Theatererfolg "Der Vater": Der Entwurzelte

Im Exil der Demenz: Florian Zellers Erfolgsstück „Der Vater“ unter der Regie von Guntbert Warns am Renaissance-Theater.

Der Vater wirkt, als wäre er ein „beschädigtes Transistorradio, das nach heftigem Schütteln entweder wieder laut und deutlich funktionierte oder nichts als statistisches Rauschen ausspuckte“. So beschreibt der amerikanische Schriftsteller Jonathan Franzen in seinem Roman „Die Korrekturen“ die fortschreitende Demenz seines Protagonisten Alfred. Viele große Schriftsteller haben ja schon über dieses Abdriften ins Vergessen geschrieben, oft durch den eigenen Verlust eines nahen Menschen angestoßen.
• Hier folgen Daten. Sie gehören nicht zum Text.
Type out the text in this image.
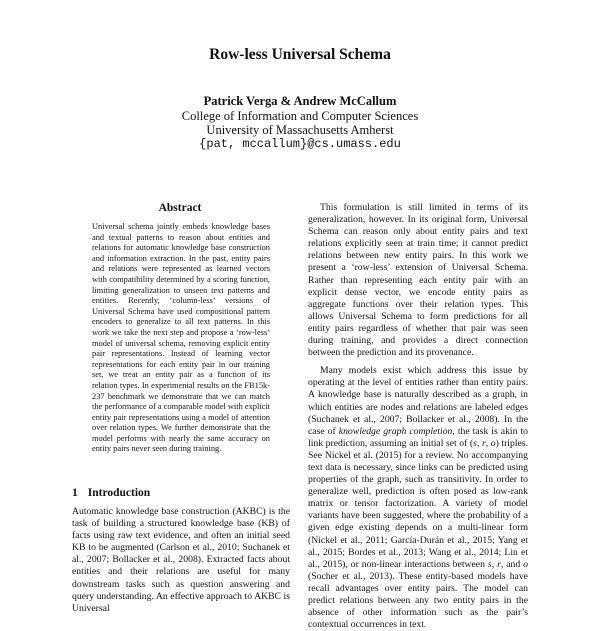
Row-less Universal Schema
Patrick Verga & Andrew McCallum
College of Information and Computer Sciences
University of Massachusetts Amherst
{pat, mccallum}@cs.umass.edu
Abstract

Universal schema jointly embeds knowledge bases and textual patterns to reason about entities and relations for automatic knowledge base construction and information extraction. In the past, entity pairs and relations were represented as learned vectors with compatibility determined by a scoring function, limiting generalization to unseen text patterns and entities. Recently, ‘column-less’ versions of Universal Schema have used compositional pattern encoders to generalize to all text patterns. In this work we take the next step and propose a ‘row-less’ model of universal schema, removing explicit entity pair representations. Instead of learning vector representations for each entity pair in our training set, we treat an entity pair as a function of its relation types. In experimental results on the FB15k-237 benchmark we demonstrate that we can match the performance of a comparable model with explicit entity pair representations using a model of attention over relation types. We further demonstrate that the model performs with nearly the same accuracy on entity pairs never seen during training.

1 Introduction

Automatic knowledge base construction (AKBC) is the task of building a structured knowledge base (KB) of facts using raw text evidence, and often an initial seed KB to be augmented (Carlson et al., 2010; Suchanek et al., 2007; Bollacker et al., 2008). Extracted facts about entities and their relations are useful for many downstream tasks such as question answering and query understanding. An effective approach to AKBC is Universal

This formulation is still limited in terms of its generalization, however. In its original form, Universal Schema can reason only about entity pairs and text relations explicitly seen at train time; it cannot predict relations between new entity pairs. In this work we present a ‘row-less’ extension of Universal Schema. Rather than representing each entity pair with an explicit dense vector, we encode entity pairs as aggregate functions over their relation types. This allows Universal Schema to form predictions for all entity pairs regardless of whether that pair was seen during training, and provides a direct connection between the prediction and its provenance.

Many models exist which address this issue by operating at the level of entities rather than entity pairs. A knowledge base is naturally described as a graph, in which entities are nodes and relations are labeled edges (Suchanek et al., 2007; Bollacker et al., 2008). In the case of knowledge graph completion, the task is akin to link prediction, assuming an initial set of (s, r, o) triples. See Nickel et al. (2015) for a review. No accompanying text data is necessary, since links can be predicted using properties of the graph, such as transitivity. In order to generalize well, prediction is often posed as low-rank matrix or tensor factorization. A variety of model variants have been suggested, where the probability of a given edge existing depends on a multi-linear form (Nickel et al., 2011; García-Durán et al., 2015; Yang et al., 2015; Bordes et al., 2013; Wang et al., 2014; Lin et al., 2015), or non-linear interactions between s, r, and o (Socher et al., 2013). These entity-based models have recall advantages over entity pairs. The model can predict relations between any two entity pairs in the absence of other information such as the pair’s contextual occurrences in text.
Inge Jens verarbeitete die Erkrankung ihres Mannes Walter in dem Buch „Langsames Entschwinden“, der österreichische Schriftsteller Arno Geiger hat von der Alzheimer-Verkümmerung seines Vaters in „Der alte König in seinem Exil“ erzählt. Das sind sämtlich berührende literarische Zeugnisse. Sie vermitteln, was es bedeutet, wenn eine geliebte Person sich allmählich in einen Fremden verwandelt. Was sie freilich nicht vermögen: einem die Welt eines Demenzkranken aufzuschließen, dem die Erinnerungen mehr und mehr entgleiten.

Genau diesen Versuch aber unternimmt der französische Autor Florian Zeller in seinem Stück „Der Vater“. Er versetzt den Zuschauer konsequent in die Perspektive von André, der als pensionierter Ingenieur immer mehr aus der Bahn seines Bewusstseins rutscht. Der in einem Zustand angelangt ist, wie auch Inge Jens ihn beschreibt: Da steht ihr Mann vor dem jahrzehntelang vertrauten Porträt von Theodor Fontane und fragt auf einmal, wer dieser Herr mit dem Schnauzbart bitteschön sei?

Zellers Stück ist ein internationaler Hit

Florian Zellers Stück ist ein internationaler Hit, am Broadway lief es unlängst noch mit Frank Langella in der Titelrolle. Die Gründe für diesen Erfolg sind vielfältig, einer davon ist, dass Zeller sich nicht scheut, auch die schreckliche Komik zu bedienen, die mit dem Gedächtnisverlust einhergeht. Am Renaissance-Theater, in der Regie von Guntbert Warns, spielt Walter Kreye den André, der sich selbst vorgaukelt, geistig noch komplett auf der Höhe zu sein. Obschon er natürlich spürt, dass die Dinge für ihn gewaltig aus dem Ruder laufen.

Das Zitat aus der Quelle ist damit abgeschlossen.